The important part of each curve is the X position of the peak. That’s the ideal focus position. And the thing that jumps out immediately (and also agrees nicely with the pixel size observations) is that the Schneider Componon-S 50mm f/2.8 is achromat corrected.
I’ve never seen this mentioned in any datasheets or in any reviews. The red and blue would be even closer if my red LED was a “standard” red wavelength (620nm) instead deep red at 660nm. If you do the linear regression of each peak (except blue) and project a hypothetical 620nm LED onto the same line, it falls almost exactly on the blue peak.
So, 1/3 of my reason for using a motorized Z-axis has been solved by Schneider. (If only I could get my hands on an apo enlarging lens, I almost wouldn’t need the motor at all… but where would the fun be in that?)
You can use the image’s standard deviation as a focus metric to perform one more cool trick.
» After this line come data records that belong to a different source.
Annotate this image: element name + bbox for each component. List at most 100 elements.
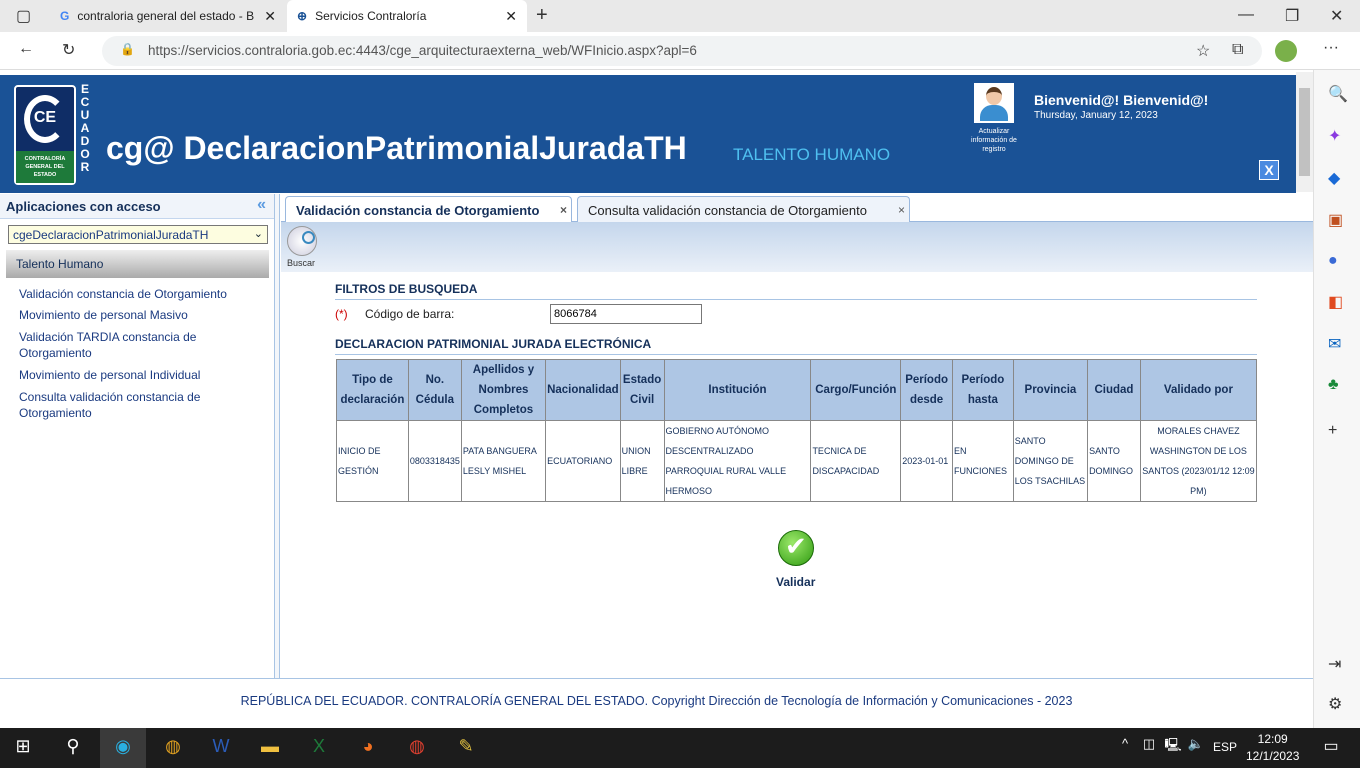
outlook-icon[interactable]: ✉ <box>1328 336 1342 353</box>
sidebar-item[interactable]: Validación TARDIA constancia de Otorgami… <box>19 330 197 360</box>
current-date: Thursday, January 12, 2023 <box>1034 110 1158 121</box>
toolbar: Buscar <box>281 222 1313 272</box>
google-icon: G <box>60 9 70 23</box>
table-cell: 0803318435 <box>407 420 462 502</box>
tab-title: contraloria general del estado - B <box>77 9 255 23</box>
camera-icon[interactable]: ◫ <box>1142 736 1156 751</box>
close-tab-icon[interactable]: ✕ <box>264 7 276 24</box>
word-icon[interactable]: W <box>212 736 230 756</box>
content-tabs: Validación constancia de Otorgamiento × C… <box>281 194 1313 222</box>
browser-tab[interactable]: G contraloria general del estado - B ✕ <box>50 0 286 32</box>
table-cell: GOBIERNO AUTÓNOMO DESCENTRALIZADO PARROQ… <box>663 420 812 502</box>
favorites-icon[interactable]: ☆ <box>1196 43 1211 60</box>
logout-button[interactable]: X <box>1259 160 1279 180</box>
notifications-icon[interactable]: ▭ <box>1323 738 1339 755</box>
sidebar-item[interactable]: Consulta validación constancia de Otorga… <box>19 390 201 420</box>
cge-logo: CE CONTRALORÍA GENERAL DEL ESTADO <box>14 85 76 185</box>
taskbar: ⊞ ⚲ ◉ ◍ W ▬ X ◕ ◍ ✎ ^ ◫ 🖳 🔈 ESP 12:09 12/… <box>0 728 1360 768</box>
sidebar-group-talento-humano[interactable]: Talento Humano <box>6 250 269 278</box>
sidebar-item[interactable]: Movimiento de personal Individual <box>19 368 201 382</box>
column-header: Apellidos y Nombres Completos <box>460 359 547 421</box>
chrome-icon[interactable]: ◍ <box>165 736 181 756</box>
required-mark: (*) <box>335 307 348 321</box>
restore-icon[interactable]: ❐ <box>1285 8 1300 25</box>
search-icon[interactable] <box>287 226 317 256</box>
welcome-text: Bienvenid@! Bienvenid@! <box>1034 92 1209 108</box>
page-scrollbar[interactable] <box>1296 72 1313 192</box>
edge-sidebar: 🔍 ✦ ◆ ▣ ● ◧ ✉ ♣ + ⇥ ⚙ <box>1313 70 1360 728</box>
tree-icon[interactable]: ♣ <box>1328 376 1339 393</box>
file-explorer-icon[interactable]: ▬ <box>261 736 279 756</box>
sidebar-title: Aplicaciones con acceso « <box>0 194 274 219</box>
sidebar: Aplicaciones con acceso « cgeDeclaracionP… <box>0 194 275 678</box>
collections-icon[interactable]: ⧉ <box>1232 41 1244 58</box>
site-favicon: ⊕ <box>297 9 308 23</box>
column-header: Provincia <box>1012 359 1089 421</box>
app-select[interactable]: cgeDeclaracionPatrimonialJuradaTH ⌄ <box>8 225 268 244</box>
close-tab-icon[interactable]: ✕ <box>505 7 517 24</box>
table-cell: PATA BANGUERA LESLY MISHEL <box>460 420 547 502</box>
tab-actions-icon[interactable]: ▢ <box>16 8 32 25</box>
close-window-icon[interactable]: ✕ <box>1330 8 1344 25</box>
search-icon[interactable]: ⚲ <box>66 736 80 756</box>
network-icon[interactable]: 🖳 <box>1164 737 1182 752</box>
column-header: Nacionalidad <box>545 359 621 421</box>
chrome-profile-icon[interactable]: ◍ <box>409 736 425 756</box>
column-header: Tipo de declaración <box>336 359 409 421</box>
copilot-icon[interactable]: ✦ <box>1328 128 1342 145</box>
tray-overflow-icon[interactable]: ^ <box>1121 736 1129 751</box>
browser-tab-active[interactable]: ⊕ Servicios Contraloría ✕ <box>287 0 527 32</box>
chevron-down-icon: ⌄ <box>253 228 263 240</box>
column-header: Cargo/Función <box>810 359 902 421</box>
profile-avatar[interactable] <box>1275 40 1297 62</box>
barcode-input[interactable] <box>550 304 702 324</box>
office-icon[interactable]: ◧ <box>1328 294 1344 311</box>
update-registration-link[interactable]: Actualizar información de registro <box>971 128 1017 153</box>
app-subtitle: TALENTO HUMANO <box>733 145 891 164</box>
address-bar-row: ← ↻ 🔒 https://servicios.contraloria.gob.e… <box>0 32 1360 70</box>
refresh-icon[interactable]: ↻ <box>62 42 76 59</box>
add-icon[interactable]: + <box>1328 422 1338 439</box>
back-icon[interactable]: ← <box>18 40 34 57</box>
volume-icon[interactable]: 🔈 <box>1187 736 1205 751</box>
paint-icon[interactable]: ✎ <box>458 736 474 756</box>
more-icon[interactable]: ··· <box>1323 39 1339 56</box>
table-header-row: Tipo de declaración No. Cédula Apellidos y… <box>336 359 1258 421</box>
excel-icon[interactable]: X <box>312 736 325 756</box>
tab-validacion[interactable]: Validación constancia de Otorgamiento × <box>285 196 572 222</box>
edge-taskbar-icon[interactable]: ◉ <box>100 728 146 768</box>
tab-consulta[interactable]: Consulta validación constancia de Otorga… <box>577 196 910 222</box>
minimize-icon[interactable]: — <box>1238 6 1254 23</box>
check-icon[interactable] <box>778 530 814 566</box>
sidebar-item[interactable]: Validación constancia de Otorgamiento <box>19 287 227 301</box>
tools-icon[interactable]: ▣ <box>1328 212 1344 229</box>
close-tab-icon[interactable]: × <box>897 203 905 217</box>
url-input[interactable]: 🔒 https://servicios.contraloria.gob.ec:44… <box>102 36 1262 66</box>
table-cell: EN FUNCIONES <box>951 420 1014 502</box>
results-table: Tipo de declaración No. Cédula Apellidos y… <box>336 359 1258 502</box>
table-cell: UNION LIBRE <box>619 420 665 502</box>
tab-title: Servicios Contraloría <box>315 9 427 23</box>
table-cell: SANTO DOMINGO <box>1087 420 1141 502</box>
games-icon[interactable]: ● <box>1328 252 1338 269</box>
sidebar-item[interactable]: Movimiento de personal Masivo <box>19 308 188 322</box>
firefox-icon[interactable]: ◕ <box>362 736 374 756</box>
collapse-icon[interactable]: « <box>257 196 266 213</box>
close-tab-icon[interactable]: × <box>559 203 567 217</box>
search-icon[interactable]: 🔍 <box>1328 86 1348 103</box>
settings-icon[interactable]: ⚙ <box>1328 696 1343 713</box>
validate-button[interactable]: Validar <box>776 575 816 589</box>
shopping-icon[interactable]: ◆ <box>1328 170 1341 187</box>
windows-start-icon[interactable]: ⊞ <box>15 736 31 756</box>
splitter[interactable] <box>275 194 280 678</box>
new-tab-icon[interactable]: + <box>536 4 548 26</box>
column-header: Período desde <box>900 359 953 421</box>
table-row[interactable]: INICIO DE GESTIÓN 0803318435 PATA BANGUERA… <box>336 420 1258 502</box>
user-avatar-icon[interactable] <box>974 83 1014 123</box>
search-button-label[interactable]: Buscar <box>287 258 316 268</box>
clock[interactable]: 12:09 12/1/2023 <box>1246 732 1300 763</box>
sidebar-hide-icon[interactable]: ⇥ <box>1328 656 1342 673</box>
language-indicator[interactable]: ESP <box>1212 740 1237 754</box>
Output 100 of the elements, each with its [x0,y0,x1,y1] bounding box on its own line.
Instead of calculating it for the whole image, you can slice things into different focus zones:
Then, calculate the standard deviation for just those sub-images and plot them on the same axis.
Here are zones A through E for a single color channel, taking an image at each Z-axis motor step:
If the subject plane was aligned perfectly with the sensor plane, all of those curves should have a peak at the same x coordinate, which would mean each part of the image would be entering and leaving focus at the same time. But it wasn’t!
Eventually the film transport is going to be mounted to the same optical tilt/rotation table that I have the calibration slide mounted to now:
Those two knobs can adjust things by a couple degrees on a rotation and tilt plane, which is exactly what we need here. After a couple turns of those micrometer screws, I ran the planarity sweep again and got this back for zones A through E:
That’s a lot closer to being aligned with the camera sensor. I repeated the same for the other direction (zones F through J) and now images are sharper across the whole field of view than before (and the 2D grid pixel measuring algorithm started returning even more consistent results down in the nanometers).
There is an open question about how well the standard deviation metric is going to hold up with Kodachrome as the subject instead of a silvered calibration target, but hopefully I’ll be able to get things dialed in once I switch over to a proper film transport. Planarity seems like something you can dial in once and then forget about unless the machine gets bumped by something.
Focus detection isn’t quite “auto-focus”. Those graphs are still being generated manually in Excel. I want the focus sweep button to find the peaks and set up markers at the best focus positions so I can travel to each in a single button click. That is auto-focus and it’s going to require a little more algorithm design.
That’ll be in June and I’m planning to fill the rest with more integration work as I get closer to actually imaging film: I need to confirm that my software control of the motor (over my new communication protocol) is still as dependable as my early Arduino-only tests re: not missing any steps. I want to get the Arduino connected to the sensor’s GPIO so I can request exact exposure timing instead of just using the default video stream. And it’s probably time to see if I can’t read values from the load cell controller board that will eventually become part of the film transport.